DAMAREMAS.COM, Jakarta – Persatuan Wartawan Indonesia (PWI) Pusat menyatakan keprihatinan atas pencabutan kartu liputan Istana yang dialami wartawan CNN Indonesia usai melontarkan pertanyaan terkait program Makan Bergizi Gratis (MBG) kepada Presiden Prabowo Subianto, Sabtu (27/9).
Ketua Umum PWI Pusat, Akhmad Munir, menilai langkah tersebut berpotensi mengganggu kemerdekaan pers serta bertentangan dengan amanat konstitusi dan Undang-Undang Nomor 40 Tahun 1999 tentang Pers.
“Pasal 28F UUD 1945 menjamin hak setiap warga negara untuk berkomunikasi dan memperoleh informasi.

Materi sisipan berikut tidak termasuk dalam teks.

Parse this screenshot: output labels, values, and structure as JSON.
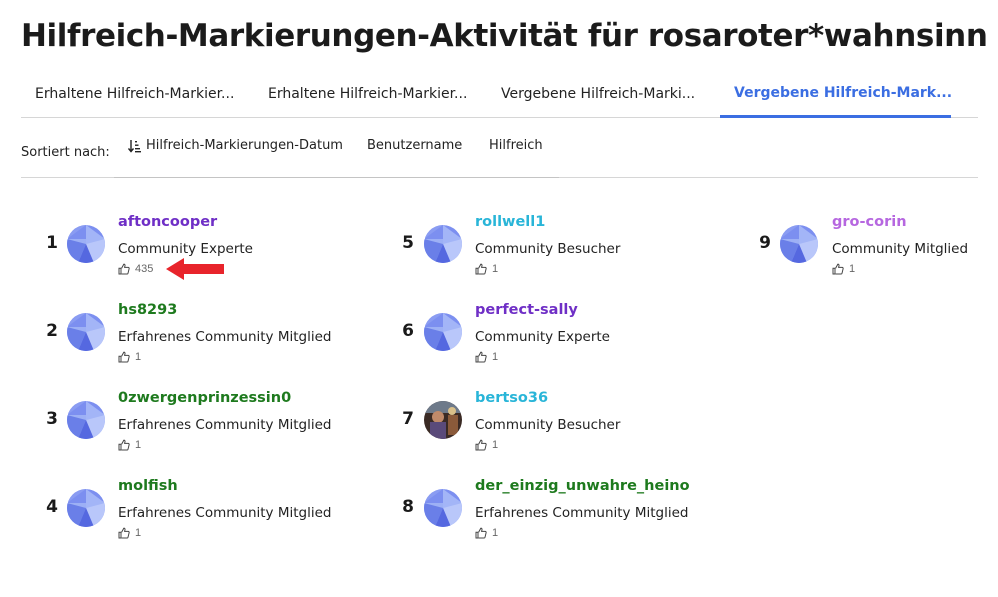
{
  "page": {
    "title": "Hilfreich-Markierungen-Aktivität für rosaroter*wahnsinn"
  },
  "tabs": [
    {
      "label": "Erhaltene Hilfreich-Markier..."
    },
    {
      "label": "Erhaltene Hilfreich-Markier..."
    },
    {
      "label": "Vergebene Hilfreich-Marki..."
    },
    {
      "label": "Vergebene Hilfreich-Mark...",
      "active": true
    }
  ],
  "sort": {
    "label": "Sortiert nach:",
    "options": [
      "Hilfreich-Markierungen-Datum",
      "Benutzername",
      "Hilfreich"
    ]
  },
  "colors": {
    "accent": "#3b6ee2",
    "purple": "#6f2fc6",
    "green": "#1e7a1e",
    "cyan": "#29b5d8",
    "violet": "#b667e0",
    "arrow": "#e8242b"
  },
  "users": [
    {
      "rank": "1",
      "username": "aftoncooper",
      "role": "Community Experte",
      "kudos": "435",
      "color": "#6f2fc6",
      "avatar": "default-avatar-icon"
    },
    {
      "rank": "2",
      "username": "hs8293",
      "role": "Erfahrenes Community Mitglied",
      "kudos": "1",
      "color": "#1e7a1e",
      "avatar": "default-avatar-icon"
    },
    {
      "rank": "3",
      "username": "0zwergenprinzessin0",
      "role": "Erfahrenes Community Mitglied",
      "kudos": "1",
      "color": "#1e7a1e",
      "avatar": "default-avatar-icon"
    },
    {
      "rank": "4",
      "username": "molfish",
      "role": "Erfahrenes Community Mitglied",
      "kudos": "1",
      "color": "#1e7a1e",
      "avatar": "default-avatar-icon"
    },
    {
      "rank": "5",
      "username": "rollwell1",
      "role": "Community Besucher",
      "kudos": "1",
      "color": "#29b5d8",
      "avatar": "default-avatar-icon"
    },
    {
      "rank": "6",
      "username": "perfect-sally",
      "role": "Community Experte",
      "kudos": "1",
      "color": "#6f2fc6",
      "avatar": "default-avatar-icon"
    },
    {
      "rank": "7",
      "username": "bertso36",
      "role": "Community Besucher",
      "kudos": "1",
      "color": "#29b5d8",
      "avatar": "photo-avatar"
    },
    {
      "rank": "8",
      "username": "der_einzig_unwahre_heino",
      "role": "Erfahrenes Community Mitglied",
      "kudos": "1",
      "color": "#1e7a1e",
      "avatar": "default-avatar-icon"
    },
    {
      "rank": "9",
      "username": "gro-corin",
      "role": "Community Mitglied",
      "kudos": "1",
      "color": "#b667e0",
      "avatar": "default-avatar-icon"
    }
  ]
}
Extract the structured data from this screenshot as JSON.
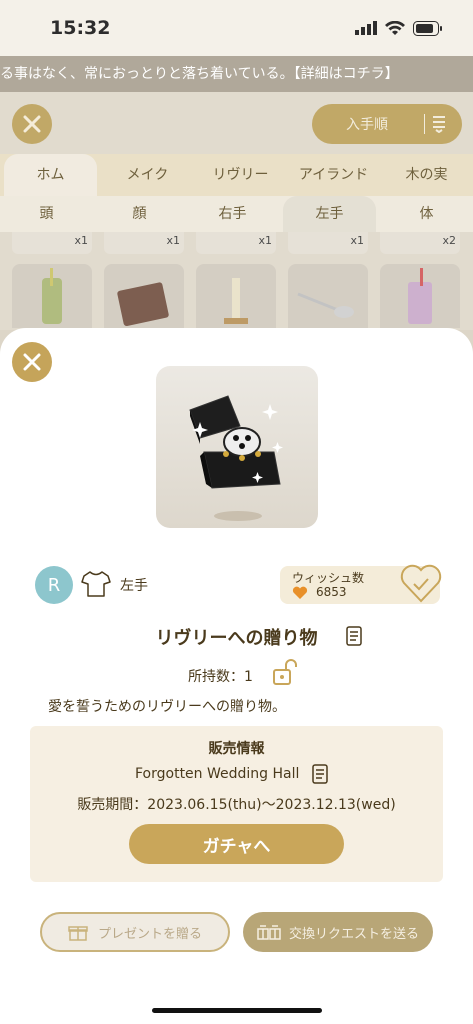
{
  "status": {
    "time": "15:32"
  },
  "ticker": {
    "text": "る事はなく、常におっとりと落ち着いている。【詳細はコチラ】"
  },
  "background": {
    "sort_label": "入手順",
    "categories": [
      "ホム",
      "メイク",
      "リヴリー",
      "アイランド",
      "木の実"
    ],
    "slots": [
      "頭",
      "顔",
      "右手",
      "左手",
      "体"
    ],
    "counts": [
      "x1",
      "x1",
      "x1",
      "x1",
      "x2"
    ]
  },
  "item": {
    "rarity": "R",
    "slot": "左手",
    "wish_label": "ウィッシュ数",
    "wish_count": "6853",
    "name": "リヴリーへの贈り物",
    "owned": "所持数：1",
    "description": "愛を誓うためのリヴリーへの贈り物。"
  },
  "sale": {
    "title": "販売情報",
    "source": "Forgotten Wedding Hall",
    "period": "販売期間：2023.06.15(thu)〜2023.12.13(wed)",
    "gacha_label": "ガチャへ"
  },
  "actions": {
    "present_label": "プレゼントを贈る",
    "trade_label": "交換リクエストを送る"
  },
  "colors": {
    "accent": "#c9a65a",
    "rarity_bg": "#8dc6cd",
    "wish_orange": "#e8902a"
  }
}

Sementara Pasal 4 UU Pers secara tegas menyebutkan kemerdekaan pers adalah hak asasi warga negara yang tidak boleh dibatasi dengan sensor atau pelarangan,” jelas Munir dalam keterangan resminya, Minggu (28/9).

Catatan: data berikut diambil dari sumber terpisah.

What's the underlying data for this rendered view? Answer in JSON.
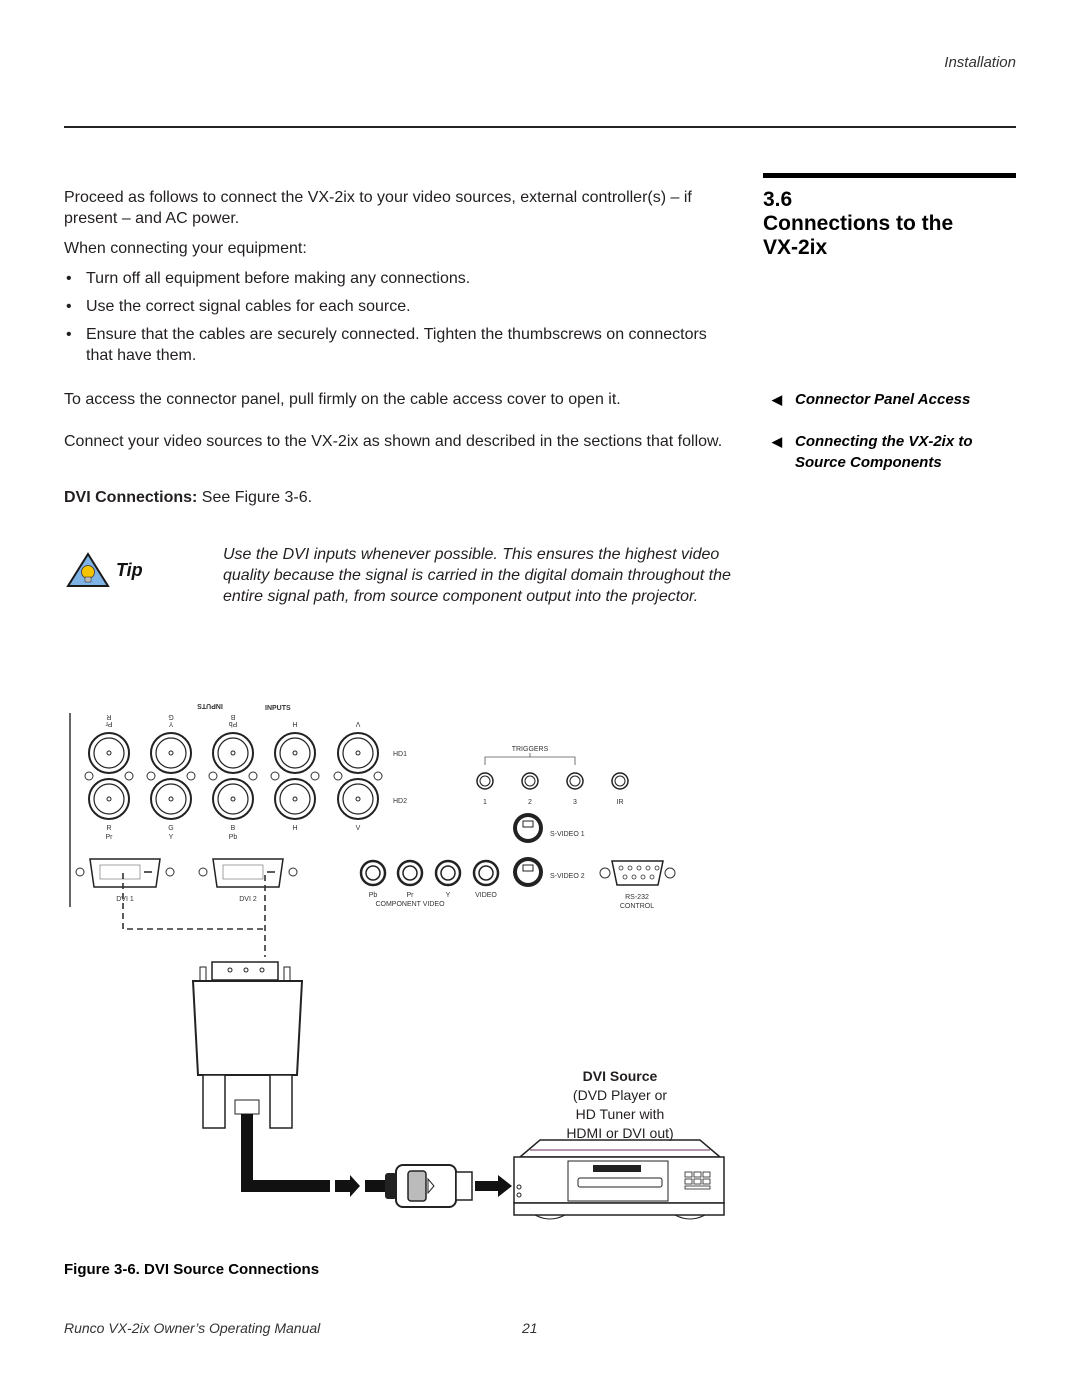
{
  "header": {
    "running_head": "Installation"
  },
  "section": {
    "number": "3.6",
    "title_line1": "Connections to the",
    "title_line2": "VX-2ix"
  },
  "body": {
    "intro": "Proceed as follows to connect the VX-2ix to your video sources, external controller(s) – if present – and AC power.",
    "when_connecting": "When connecting your equipment:",
    "bullets": [
      "Turn off all equipment before making any connections.",
      "Use the correct signal cables for each source.",
      "Ensure that the cables are securely connected. Tighten the thumbscrews on connectors that have them."
    ],
    "bullet_char": "•",
    "access_panel": "To access the connector panel, pull firmly on the cable access cover to open it.",
    "connect_sources": "Connect your video sources to the VX-2ix as shown and described in the sections that follow.",
    "dvi_label": "DVI Connections:",
    "dvi_ref": " See Figure 3-6."
  },
  "sidebar": {
    "arrow_icon": "◀",
    "links": [
      {
        "label": "Connector Panel Access"
      },
      {
        "label": "Connecting the VX-2ix to Source Components"
      }
    ]
  },
  "tip": {
    "icon": "lightbulb-warning-icon",
    "label": "Tip",
    "text": "Use the DVI inputs whenever possible. This ensures the highest video quality because the signal is carried in the digital domain throughout the entire signal path, from source component output into the projector."
  },
  "figure": {
    "panel": {
      "inputs_label": "INPUTS",
      "bnc_top_labels": [
        "Pr",
        "Y",
        "Pb",
        "H",
        "V"
      ],
      "bnc_top_labels2": [
        "R",
        "G",
        "B"
      ],
      "bnc_bottom_labels1": [
        "R",
        "G",
        "B",
        "H",
        "V"
      ],
      "bnc_bottom_labels2": [
        "Pr",
        "Y",
        "Pb"
      ],
      "hd_labels": [
        "HD1",
        "HD2"
      ],
      "dvi_labels": [
        "DVI 1",
        "DVI 2"
      ],
      "component_video": "COMPONENT VIDEO",
      "component_labels": [
        "Pb",
        "Pr",
        "Y"
      ],
      "video_label": "VIDEO",
      "triggers_label": "TRIGGERS",
      "trigger_labels": [
        "1",
        "2",
        "3"
      ],
      "ir_label": "IR",
      "svideo_labels": [
        "S-VIDEO 1",
        "S-VIDEO 2"
      ],
      "rs232_label": "RS-232",
      "control_label": "CONTROL"
    },
    "source": {
      "title": "DVI Source",
      "line1": "(DVD Player or",
      "line2": "HD Tuner with",
      "line3": "HDMI or DVI out)"
    },
    "caption": "Figure 3-6. DVI Source Connections"
  },
  "footer": {
    "manual_title": "Runco VX-2ix Owner’s Operating Manual",
    "page_number": "21"
  }
}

Munir menambahkan, Pasal 18 ayat (1) UU Pers juga mengatur sanksi pidana bagi pihak yang dengan sengaja menghambat kemerdekaan pers, yakni pidana penjara maksimal dua tahun atau denda hingga Rp500 juta.
Ia menegaskan, pencabutan kartu liputan hanya karena wartawan mengajukan pertanyaan di luar agenda Presiden tidak bisa dibenarkan. Tindakan itu, kata Munir, bukan saja menghalangi kerja jurnalistik, tetapi juga membatasi hak masyarakat untuk memperoleh informasi.
Untuk itu, PWI Pusat mendorong Biro Pers, Media, dan Informasi Sekretariat Presiden segera memberikan klarifikasi resmi serta membuka ruang dialog bersama insan pers.
“Melindungi kemerdekaan pers berarti menjaga keberlangsungan demokrasi. Maka, segala bentuk pembatasan yang bertentangan dengan konstitusi dan UU Pers harus dihentikan,” tegas Munir.